Kim Klement-USA TODAY Sports

The New York Yankees promoted rookie outfielder Ben Gamel to the big league roster yesterday. He is a somewhat obscure prospect so let's take a look at what he offers.

Basic information from the 2016 Baseball Prospect Book:

Ben Gamel, OF, New York Yankees
Bats: L Throws: L HT: 5-11 WT: 185 DOB: May 17, 1992

2011: Grade C; 2012: Grade C; 2013: Grade C: 2014: Grade C; 2015: Grade C

Ben Gamel was drafted in the 10th round in 2010 from high school in Jacksonville, Florida. The younger brother of former major leaguer Matt Gamel, Ben hit well in the New York-Penn League in 2011 (.289/.373/.432) and the South Atlantic League in 2012 (.306/.342/.394). However, his 2013 and 2014 seasons were mediocre and he fell off prospect charts. He rebounded with an impressive 2015 season in Triple-A but opinions remain mixed. Positives: scouts have always liked his swing and give him decent comment for pure hitting skills. He shows some feel for the strike zone. He set a career-best mark in SLG last year and got to his power more frequently. He can play all three outfield positions reasonably well. Major league bloodlines are always nice. Negatives: he doesn’t have a standout tool with merely average speed, arm strength, and raw power, factors which could make him a tweener. There’s understandable concern that the ISO surge last year was a fluke given the out-of-contextness in regards to the rest of his career. He turns 24 in May so he’s not exactly a super-young prospect. All that said, Gamel could end up being a very useful role player. Grade C+.


Gamel hit .300/.358/.472 last year for Triple-A Scranton, setting career-best marks in triples, homers, slugging percentage, and isolated power. This year he was hitting .286/.346/.363 through 91 at-bats for Scranton, which is much more in line with the rest of his career.

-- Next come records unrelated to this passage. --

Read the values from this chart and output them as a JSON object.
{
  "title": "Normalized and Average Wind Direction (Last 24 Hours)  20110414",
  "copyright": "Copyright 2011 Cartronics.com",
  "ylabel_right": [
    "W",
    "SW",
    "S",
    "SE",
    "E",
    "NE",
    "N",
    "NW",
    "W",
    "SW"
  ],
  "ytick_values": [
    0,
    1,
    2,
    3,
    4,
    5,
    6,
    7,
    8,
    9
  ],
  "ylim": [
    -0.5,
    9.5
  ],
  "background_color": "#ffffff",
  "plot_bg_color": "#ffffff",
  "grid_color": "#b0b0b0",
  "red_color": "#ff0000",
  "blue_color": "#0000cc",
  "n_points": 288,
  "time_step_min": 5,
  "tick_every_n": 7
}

Gamel looks like a .250-.260 hitter with adequate on-base skills and some gap pop, but the isolated power spike last year looks questionable to me since there's no sign of it this year. Given that his defensive tools profile best in the corner spots, concerns that he will be a tweener seem justified. He plays aggressively with good instincts and that might give him an edge in competition for fifth outfielder spots with similar players.